Can a few centimetres of snow or a polar vortex knock your business out of commission? The shocking answer is yes.
The ice storm that coated the Toronto region in December spawned power outages that stretched for days, while recurring storms and record-setting temperatures across the country created treacherous road conditions that kept employees home for extended periods. After a brutal winter that cut into the bottom lines of Canadian businesses in all sectors, it’s increasingly clear that traditional safeguards like disaster recovery plans are no longer enough.
Figures released last week by Sage North America highlight just how vulnerable Canadian small businesses can be to Mother Nature’s wrath. One in four respondents said this year’s winter weather had negatively affected their business, with the majority of businesses reducing headcount or employee hours to compensate. The impact flowed through to the bottom line, with companies reporting lower revenues, productivity and profit.

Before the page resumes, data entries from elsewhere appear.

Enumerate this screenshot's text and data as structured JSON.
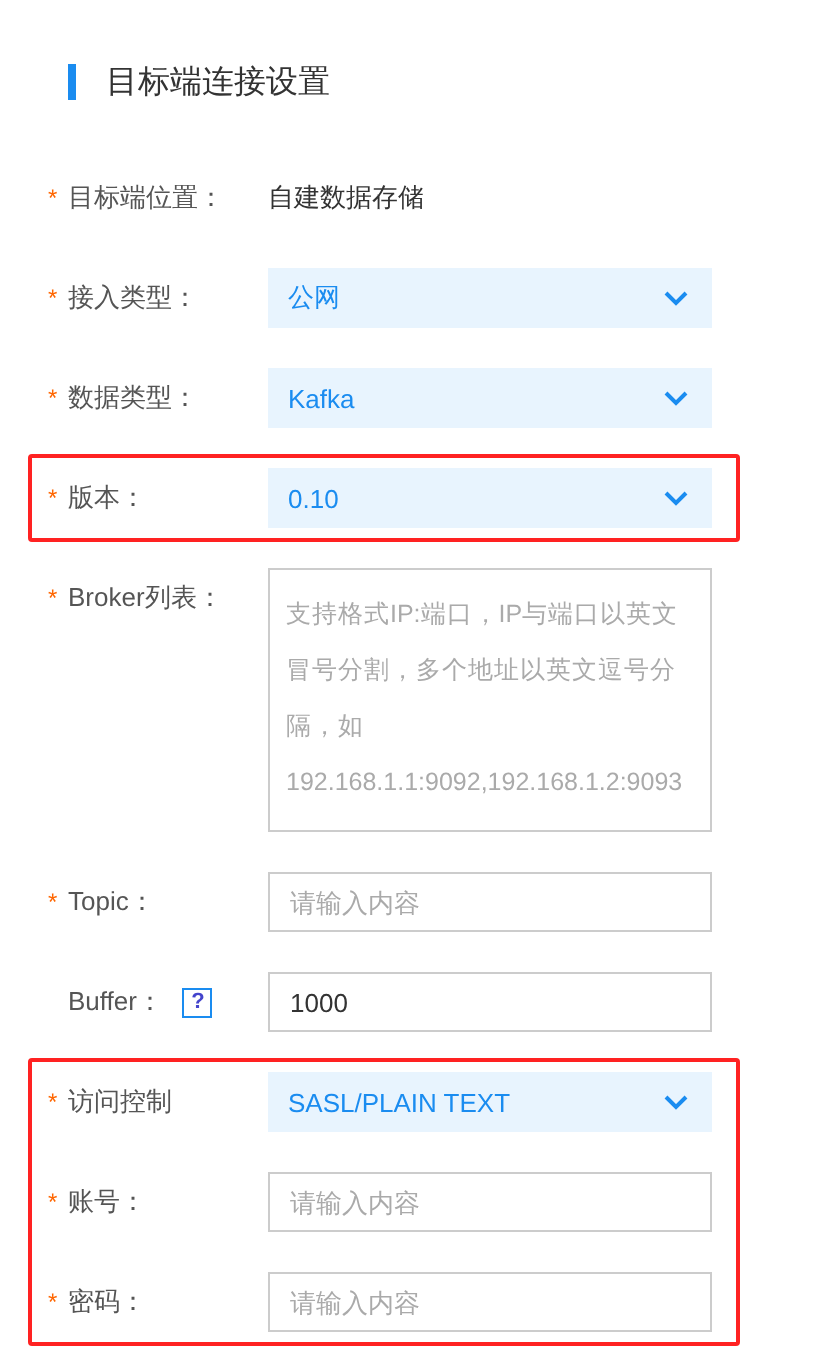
{
  "section_title": "目标端连接设置",
  "groups": [
    {
      "highlighted": false,
      "fields": [
        {
          "kind": "text",
          "required_mark": "*",
          "label": "目标端位置：",
          "value": "自建数据存储"
        },
        {
          "kind": "select",
          "required_mark": "*",
          "label": "接入类型：",
          "value": "公网"
        },
        {
          "kind": "select",
          "required_mark": "*",
          "label": "数据类型：",
          "value": "Kafka"
        }
      ]
    },
    {
      "highlighted": true,
      "fields": [
        {
          "kind": "select",
          "required_mark": "*",
          "label": "版本：",
          "value": "0.10"
        }
      ]
    },
    {
      "highlighted": false,
      "fields": [
        {
          "kind": "textarea",
          "required_mark": "*",
          "label": "Broker列表：",
          "placeholder": "支持格式IP:端口，IP与端口以英文冒号分割，多个地址以英文逗号分隔，如192.168.1.1:9092,192.168.1.2:9093"
        },
        {
          "kind": "input",
          "required_mark": "*",
          "label": "Topic：",
          "placeholder": "请输入内容"
        },
        {
          "kind": "input",
          "label": "Buffer：",
          "help_glyph": "?",
          "value": "1000"
        }
      ]
    },
    {
      "highlighted": true,
      "fields": [
        {
          "kind": "select",
          "required_mark": "*",
          "label": "访问控制",
          "value": "SASL/PLAIN TEXT"
        },
        {
          "kind": "input",
          "required_mark": "*",
          "label": "账号：",
          "placeholder": "请输入内容"
        },
        {
          "kind": "input",
          "required_mark": "*",
          "label": "密码：",
          "placeholder": "请输入内容"
        }
      ]
    }
  ]
}
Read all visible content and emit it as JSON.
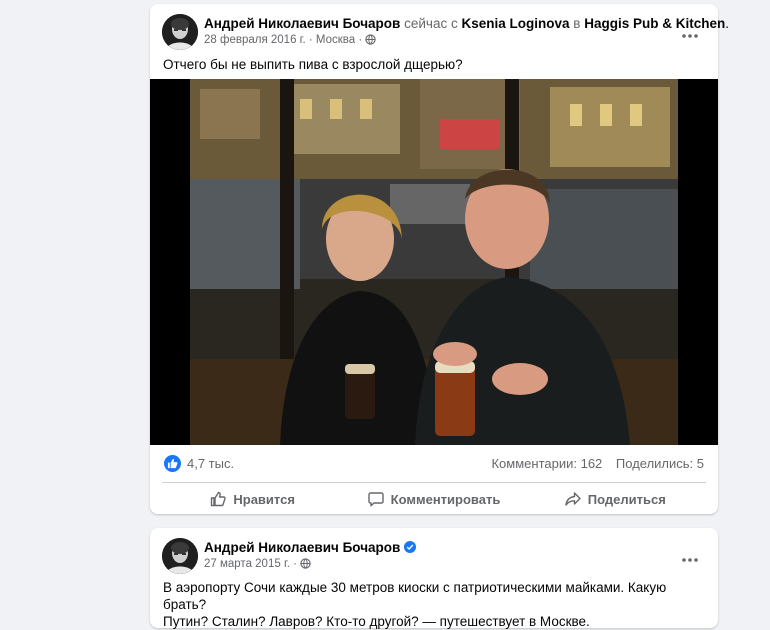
{
  "post1": {
    "author": "Андрей Николаевич Бочаров",
    "action_text": "сейчас с",
    "tagged_person": "Ksenia Loginova",
    "location_prep": "в",
    "place": "Haggis Pub & Kitchen",
    "place_suffix": ".",
    "date": "28 февраля 2016 г.",
    "separator": "·",
    "city": "Москва",
    "separator2": "·",
    "text": "Отчего бы не выпить пива с взрослой дщерью?",
    "likes_count": "4,7 тыс.",
    "comments": "Комментарии: 162",
    "shares": "Поделились: 5",
    "actions": {
      "like": "Нравится",
      "comment": "Комментировать",
      "share": "Поделиться"
    },
    "more_icon": "more-horizontal-icon"
  },
  "post2": {
    "author": "Андрей Николаевич Бочаров",
    "date": "27 марта 2015 г.",
    "separator": "·",
    "text": "В аэропорту Сочи каждые 30 метров киоски с патриотическими майками. Какую брать?",
    "text2": "Путин? Сталин? Лавров? Кто-то другой? — путешествует в Москве."
  },
  "colors": {
    "accent": "#1877f2",
    "background": "#f0f2f5",
    "muted": "#65676b"
  }
}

Unfortunately only 25 per cent of Canadian businesses reported having a bad-weather plan in place before this winter began. While businesses have long used DRPs to prepare for the worst, Dave Rumer, vice president of market development in Canada for Sage, says this year’s winter weather highlighted the limits of traditional DRPs that focus only on big-bang, catastrophic events.
“The reality is that many Canadian small businesses don’t have a disaster recovery plan at all,” he said. “While a disaster recovery plan would cover bigger weather related disasters – power outages, floods – they often don’t cover more common weather related issues like major snow storms.”
Rumer says Canada’s winter-centric culture may also be lulling businesses into a false sense of security.
“I think in Canada, because we are used to dealing with winter weather, most businesses just assume that its part of doing business in Canada,” Rumer told Yahoo Canada Finance.
“We’ve also had a number of relatively mild winters lately – I think the extreme and prolonged winter this year is causing many Canadian small businesses to rethink their bad weather plans.”
Risks aren’t just monetary
That gap between full-blown DRP and everyday weather contingencies can be an expensive one.
“Employees may have legal recourse if they get hurt getting to work or at work and can prove that their employer was negligent in remaining open and requiring them to come to work,” Rumer said. “There are also business risks that can impact productivity, profitability and employee morale – if employees don’t know what is expected of them and there isn’t a communication plan in place, they may show up at work when their employer has shut down, they may not show up when business is open.”
Sage has published a list of tips to help companies prepare for a weather emergency, and recommends companies develop a focused inclement weather policy that defines anticipated weather scenarios and appropriate responses to each. It should include who’s responsible for announcing closures and how they will be communicated. Rumer recommends using websites, social media, email and voicemail to advise employees and customers and set expectations.
Employees should also have options to stay productive even if the office is closed for an extended period of time. Rumer says equipping them to work from home is key to keeping workflow going no matter the weather. Laptops and mobile phones are an obvious starting point, but cloud-based solutions that keep working even if corporate servers are down are another cost-effective alternative.
No matter the solution, this year’s rough winter has opened Canadian business decision-makers’ eyes to a stark reality: Disasters can take many seemingly everyday forms, and most companies are woefully unprepared.